Manga's "age-old" battle.

Chihayafuru. The Crown of Thorns. Sekirei.

What do these series have in common? They’re among the growing list of digital-only releases.

The Big Debate

Most of you know by now that in the war between physical and digital, I am on Team Physical Copy. If you wonder why, then I point you to Vertical Comics’ recent release of Dissolving Classroom. The main characters are raised off of the front cover, the dissolving bodies they are standing in are glossy, and the walls are matte. It’s a tactile experience you won’t get if an e-book version is ever made.

Dissolving Classroom
You can’t tell from this picture, but this cover feels awesome.

There’s also the price difference. Despite actual books having much more overhead, a lot of publishers price their books at or near the physical version’s list price. Digital versions of Attack on Titan, for instance, ranges from $7.99 (Amazon Kindle) to $10.99 on ComiXology (owned, ironically, by Amazon). Browse a site like Barnes & Noble and you’ll see the at least half of the volumes are currently less than the NOOK book price of $9.99. Not to mention you can use coupons to lower even further, unlike NOOK e-book versions.

I’m not saying that physical versions are perfect either. Some manga have terrible bindings that make it very hard to see everything without stretching them out, and long series can take up enormous amount of space. That’s why options are so nice: Want to potentially resell your old books? Go physical. Need something to read right now? Go digital. Don’t want to lug around a huge book? Choose digital. Like to jump around? Physical.

When There’s Only One

But while the majority of manga is available in both formats, more and more are being limited to a single version. The old Del Rey catalog. Other manga from the creators of Boys Over Flowers and Kimi ni Todoke. He’s My Only Vampire. Dissolving Classroom. If you want to read any of these, you have only one option. But in the war of physical-only vs digital-only, digital-only is dominating. Go see any news announcement about a license, and you will see a lot of questions asking if the series will get a physical release; you won’t see fans clamoring for a confirmation on a digital release. The list of digital-only series just keeps growing. All three of Kodansha Comics’ latest announcements, for instance, are currently only going to be published in e-book format.

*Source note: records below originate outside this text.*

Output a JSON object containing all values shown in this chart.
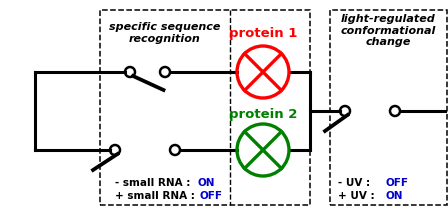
{
  "figsize": [
    4.48,
    2.19
  ],
  "dpi": 100,
  "bg_color": "#ffffff",
  "text_specific_seq": "specific sequence\nrecognition",
  "text_light_reg": "light-regulated\nconformational\nchange",
  "text_protein1": "protein 1",
  "text_protein2": "protein 2",
  "text_small_rna_on": "- small RNA : ",
  "text_small_rna_on_val": "ON",
  "text_small_rna_off": "+ small RNA : ",
  "text_small_rna_off_val": "OFF",
  "text_uv_off": "- UV : ",
  "text_uv_off_val": "OFF",
  "text_uv_on": "+ UV : ",
  "text_uv_on_val": "ON",
  "color_red": "#ff0000",
  "color_green": "#008000",
  "color_blue": "#0000cc",
  "color_black": "#000000"
}
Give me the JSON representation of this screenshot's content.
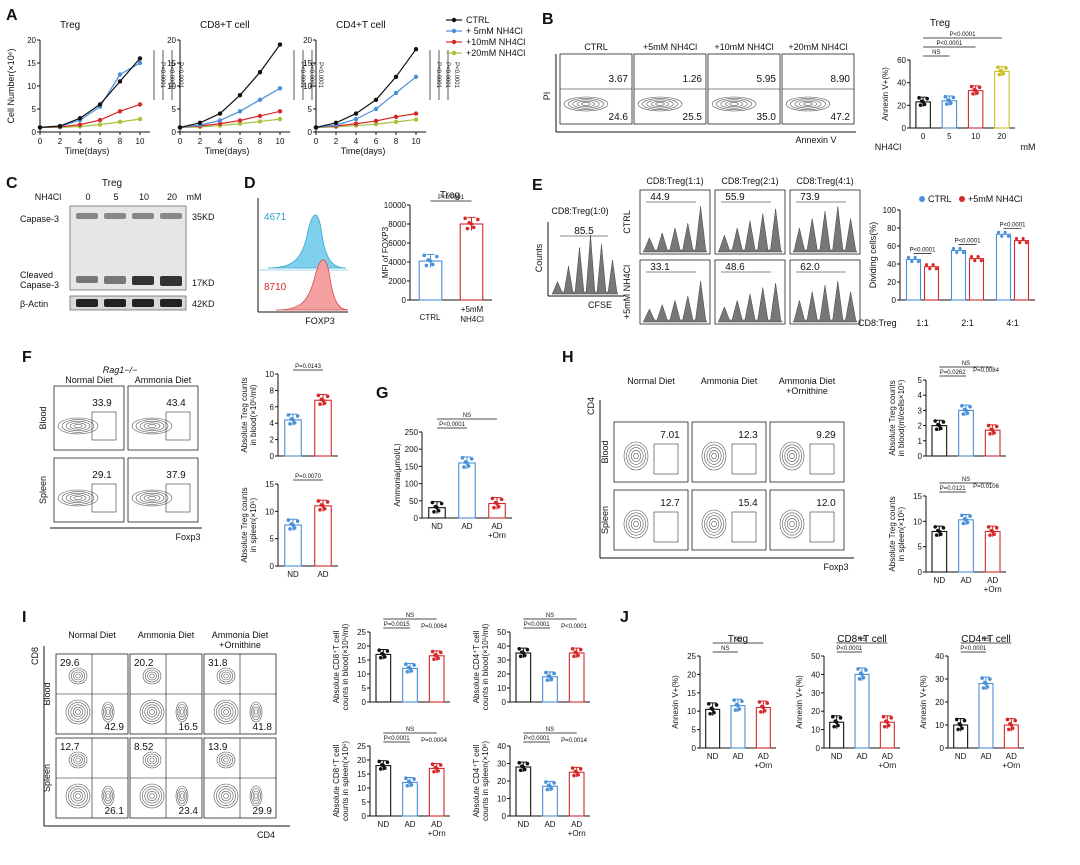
{
  "panels": {
    "A": {
      "letter": "A",
      "colors": {
        "CTRL": "#111111",
        "5mM": "#4a90d9",
        "10mM": "#d62828",
        "20mM": "#a8c03a"
      },
      "legend": [
        "CTRL",
        "+ 5mM NH4Cl",
        "+10mM NH4Cl",
        "+20mM NH4Cl"
      ],
      "xlabel": "Time(days)",
      "ylabel": "Cell Number(×10⁶)",
      "xticks": [
        0,
        2,
        4,
        6,
        8,
        10
      ],
      "subplots": [
        {
          "title": "Treg",
          "yticks": [
            0,
            5,
            10,
            15,
            20
          ],
          "ylim": [
            0,
            20
          ],
          "series": {
            "CTRL": [
              1,
              1.3,
              3,
              6,
              11,
              16
            ],
            "5mM": [
              1,
              1.2,
              2.6,
              5.5,
              12.5,
              15
            ],
            "10mM": [
              1,
              1.1,
              1.6,
              2.6,
              4.5,
              6
            ],
            "20mM": [
              1,
              1,
              1.2,
              1.6,
              2.2,
              2.8
            ]
          },
          "pvals": [
            "P<0.0001",
            "P<0.0001",
            "P<0.0001"
          ]
        },
        {
          "title": "CD8+T cell",
          "yticks": [
            0,
            5,
            10,
            15,
            20
          ],
          "ylim": [
            0,
            20
          ],
          "series": {
            "CTRL": [
              1,
              2,
              4,
              8,
              13,
              19
            ],
            "5mM": [
              1,
              1.5,
              2.5,
              4.5,
              7,
              9.5
            ],
            "10mM": [
              1,
              1.3,
              1.8,
              2.5,
              3.5,
              4.5
            ],
            "20mM": [
              1,
              1.1,
              1.4,
              1.8,
              2.3,
              2.8
            ]
          },
          "pvals": [
            "P<0.0001",
            "P<0.0001",
            "P<0.0001"
          ]
        },
        {
          "title": "CD4+T cell",
          "yticks": [
            0,
            5,
            10,
            15,
            20
          ],
          "ylim": [
            0,
            20
          ],
          "series": {
            "CTRL": [
              1,
              2,
              4,
              7,
              12,
              18
            ],
            "5mM": [
              1,
              1.5,
              2.8,
              5,
              8.5,
              12
            ],
            "10mM": [
              1,
              1.3,
              1.8,
              2.4,
              3.3,
              4
            ],
            "20mM": [
              1,
              1.1,
              1.4,
              1.7,
              2.2,
              2.7
            ]
          },
          "pvals": [
            "P<0.0001",
            "P<0.0001",
            "P<0.0001"
          ]
        }
      ]
    },
    "B": {
      "letter": "B",
      "flow": {
        "cols": [
          "CTRL",
          "+5mM NH4Cl",
          "+10mM NH4Cl",
          "+20mM NH4Cl"
        ],
        "upper": [
          "3.67",
          "1.26",
          "5.95",
          "8.90"
        ],
        "lower": [
          "24.6",
          "25.5",
          "35.0",
          "47.2"
        ],
        "ylabel": "PI",
        "xlabel": "Annexin V"
      },
      "bar": {
        "title": "Treg",
        "ylabel": "Annexin V+(%)",
        "xname": "NH4Cl",
        "categories": [
          "0",
          "5",
          "10",
          "20"
        ],
        "unit": "mM",
        "values": [
          23,
          24,
          33,
          50
        ],
        "yticks": [
          0,
          20,
          40,
          60
        ],
        "ylim": [
          0,
          60
        ],
        "colors": [
          "#111111",
          "#4a90d9",
          "#d62828",
          "#c8c020"
        ],
        "sig": [
          "P<0.0001",
          "P<0.0001",
          "NS"
        ]
      }
    },
    "C": {
      "letter": "C",
      "title": "Treg",
      "xname": "NH4Cl",
      "conc": [
        "0",
        "5",
        "10",
        "20"
      ],
      "unit": "mM",
      "rows": [
        "Capase-3",
        "Cleaved Capase-3",
        "β-Actin"
      ],
      "kd": [
        "35KD",
        "17KD",
        "42KD"
      ]
    },
    "D": {
      "letter": "D",
      "hist": {
        "top": "4671",
        "bottom": "8710",
        "xlabel": "FOXP3"
      },
      "bar": {
        "title": "Treg",
        "ylabel": "MFI of FOXP3",
        "categories": [
          "CTRL",
          "+5mM NH4Cl"
        ],
        "values": [
          4100,
          8000
        ],
        "yticks": [
          0,
          2000,
          4000,
          6000,
          8000,
          10000
        ],
        "ylim": [
          0,
          10000
        ],
        "sig": "P<0.0001"
      }
    },
    "E": {
      "letter": "E",
      "control": {
        "title": "CD8:Treg(1:0)",
        "value": "85.5",
        "ylabel": "Counts",
        "xlabel": "CFSE"
      },
      "cols": [
        "CD8:Treg(1:1)",
        "CD8:Treg(2:1)",
        "CD8:Treg(4:1)"
      ],
      "rows": [
        "CTRL",
        "+5mM NH4Cl"
      ],
      "values": [
        [
          "44.9",
          "55.9",
          "73.9"
        ],
        [
          "33.1",
          "48.6",
          "62.0"
        ]
      ],
      "bar": {
        "legend": [
          "CTRL",
          "+5mM NH4Cl"
        ],
        "ylabel": "Dividing cells(%)",
        "xname": "CD8:Treg",
        "categories": [
          "1:1",
          "2:1",
          "4:1"
        ],
        "ctrl": [
          45,
          55,
          73
        ],
        "nh4": [
          37,
          46,
          66
        ],
        "yticks": [
          0,
          20,
          40,
          60,
          80,
          100
        ],
        "ylim": [
          0,
          100
        ],
        "sig": [
          "P<0.0001",
          "P<0.0001",
          "P<0.0001"
        ]
      }
    },
    "F": {
      "letter": "F",
      "mouse": "Rag1−/−",
      "cols": [
        "Normal Diet",
        "Ammonia Diet"
      ],
      "rows": [
        "Blood",
        "Spleen"
      ],
      "values": [
        [
          "33.9",
          "43.4"
        ],
        [
          "29.1",
          "37.9"
        ]
      ],
      "xlabel": "Foxp3",
      "bars": [
        {
          "ylabel": "Absolute Treg counts in blood(×10⁵/ml)",
          "categories": [
            "ND",
            "AD"
          ],
          "values": [
            4.4,
            6.8
          ],
          "yticks": [
            0,
            2,
            4,
            6,
            8,
            10
          ],
          "ylim": [
            0,
            10
          ],
          "sig": "P=0.0143"
        },
        {
          "ylabel": "Absolute Treg counts in spleen(×10⁵)",
          "categories": [
            "ND",
            "AD"
          ],
          "values": [
            7.5,
            11
          ],
          "yticks": [
            0,
            5,
            10,
            15
          ],
          "ylim": [
            0,
            15
          ],
          "sig": "P=0.0070"
        }
      ]
    },
    "G": {
      "letter": "G",
      "ylabel": "Ammonia(μmol/L)",
      "categories": [
        "ND",
        "AD",
        "AD +Orn"
      ],
      "values": [
        30,
        160,
        42
      ],
      "yticks": [
        0,
        50,
        100,
        150,
        200,
        250
      ],
      "ylim": [
        0,
        250
      ],
      "sig": [
        "NS",
        "P<0.0001",
        "P<0.0001"
      ]
    },
    "H": {
      "letter": "H",
      "cols": [
        "Normal Diet",
        "Ammonia Diet",
        "Ammonia Diet +Ornithine"
      ],
      "rows": [
        "Blood",
        "Spleen"
      ],
      "values": [
        [
          "7.01",
          "12.3",
          "9.29"
        ],
        [
          "12.7",
          "15.4",
          "12.0"
        ]
      ],
      "ylabel": "CD4",
      "xlabel": "Foxp3",
      "bars": [
        {
          "ylabel": "Absolute Treg counts in blood(ml/cells×10⁵)",
          "categories": [
            "ND",
            "AD",
            "AD +Orn"
          ],
          "values": [
            2.0,
            3.0,
            1.7
          ],
          "yticks": [
            0,
            1,
            2,
            3,
            4,
            5
          ],
          "ylim": [
            0,
            5
          ],
          "sig": [
            "NS",
            "P=0.0262",
            "P=0.0084"
          ]
        },
        {
          "ylabel": "Absolute Treg counts in spleen(×10⁵)",
          "categories": [
            "ND",
            "AD",
            "AD +Orn"
          ],
          "values": [
            8,
            10.3,
            8
          ],
          "yticks": [
            0,
            5,
            10,
            15
          ],
          "ylim": [
            0,
            15
          ],
          "sig": [
            "NS",
            "P=0.0121",
            "P=0.0106"
          ]
        }
      ]
    },
    "I": {
      "letter": "I",
      "cols": [
        "Normal Diet",
        "Ammonia Diet",
        "Ammonia Diet +Ornithine"
      ],
      "rows": [
        "Blood",
        "Spleen"
      ],
      "ul": [
        [
          "29.6",
          "20.2",
          "31.8"
        ],
        [
          "12.7",
          "8.52",
          "13.9"
        ]
      ],
      "lr": [
        [
          "42.9",
          "16.5",
          "41.8"
        ],
        [
          "26.1",
          "23.4",
          "29.9"
        ]
      ],
      "ylabel": "CD8",
      "xlabel": "CD4",
      "bars": [
        {
          "ylabel": "Absolute CD8+T cell counts in blood(×10⁵/ml)",
          "values": [
            17,
            12,
            16.5
          ],
          "yticks": [
            0,
            5,
            10,
            15,
            20,
            25
          ],
          "ylim": [
            0,
            25
          ],
          "sig": [
            "NS",
            "P=0.0015",
            "P=0.0064"
          ]
        },
        {
          "ylabel": "Absolute CD4+T cell counts in blood(×10⁵/ml)",
          "values": [
            35,
            18,
            35
          ],
          "yticks": [
            0,
            10,
            20,
            30,
            40,
            50
          ],
          "ylim": [
            0,
            50
          ],
          "sig": [
            "NS",
            "P<0.0001",
            "P<0.0001"
          ]
        },
        {
          "ylabel": "Absolute CD8+T cell counts in spleen(×10⁶)",
          "values": [
            18,
            12,
            17
          ],
          "yticks": [
            0,
            5,
            10,
            15,
            20,
            25
          ],
          "ylim": [
            0,
            25
          ],
          "sig": [
            "NS",
            "P<0.0001",
            "P=0.0004"
          ]
        },
        {
          "ylabel": "Absolute CD4+T cell counts in spleen(×10⁶)",
          "values": [
            28,
            17,
            25
          ],
          "yticks": [
            0,
            10,
            20,
            30,
            40
          ],
          "ylim": [
            0,
            40
          ],
          "sig": [
            "NS",
            "P<0.0001",
            "P=0.0014"
          ]
        }
      ],
      "categories": [
        "ND",
        "AD",
        "AD +Orn"
      ]
    },
    "J": {
      "letter": "J",
      "ylabel": "Annexin V+(%)",
      "categories": [
        "ND",
        "AD",
        "AD +Orn"
      ],
      "plots": [
        {
          "title": "Treg",
          "values": [
            10.5,
            11.5,
            11
          ],
          "yticks": [
            0,
            5,
            10,
            15,
            20,
            25
          ],
          "ylim": [
            0,
            25
          ],
          "sig": [
            "NS",
            "NS"
          ]
        },
        {
          "title": "CD8+T cell",
          "values": [
            14,
            40,
            14
          ],
          "yticks": [
            0,
            10,
            20,
            30,
            40,
            50
          ],
          "ylim": [
            0,
            50
          ],
          "sig": [
            "NS",
            "P<0.0001"
          ]
        },
        {
          "title": "CD4+T cell",
          "values": [
            10,
            28,
            10
          ],
          "yticks": [
            0,
            10,
            20,
            30,
            40
          ],
          "ylim": [
            0,
            40
          ],
          "sig": [
            "NS",
            "P<0.0001"
          ]
        }
      ]
    }
  }
}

I don’t blame companies for prioritizing digital releases. The profit margin is obviously much higher since they don’t have to spend money on ink, paper, shipping, storage, etc. But for many of people — those who like to read near water, browse a local bookstore, or lend out personal copies – the shift toward e-books is disappointing. I’ve been longing for School Rumble and many, many other Del Rey manga to be rescued. The volumes have been sitting sadly on my shelves for years. But to continue the series means I will almost have to assuredly pay more than if I wanted to buy other Kodansha manga like Say I Love You. or The Seven Deadly Sins. While I can finally learn what happens to Tenma and her friends, I probably will never get to line up all 22 volumes on my shelves.

The Future of the War

So will “old schoolers” like me be forced to adjust to the shift to digital? Probably. Let’s face it: Very few manga are going to be physical-only rather than digital-only. I’ve been waiting for print announcements on manga like Crimson Prince, but it’s been well over a year and half of the series published with no news.

While I would love all licensed manga to be give a physical release (as well as a digital release), wouldn’t it be wonderful if there could at least be a limited run? Perhaps something like Limited Run games which print a set amount of copies and that’s it. Or go to print-on-demand like Hetalia: Axis Powers. Of course, Kickstarter is always an option like Kodomo no Jikan or most of Tezuka’s back catalog. Most of these would still be above my personal average cost per volume (I never pay retail) and do have their own issues. At least us on Team Physical could have a chance to let these series decorate our shelves.

So, are there any digital-only manga you wish could get a physical release or vice-versa? Should those of us on Team Physical just join the 21st century? What do you think about e-book pricing? Would you support the major manga publishers if they used some alternative distribution methods to deliver print versions?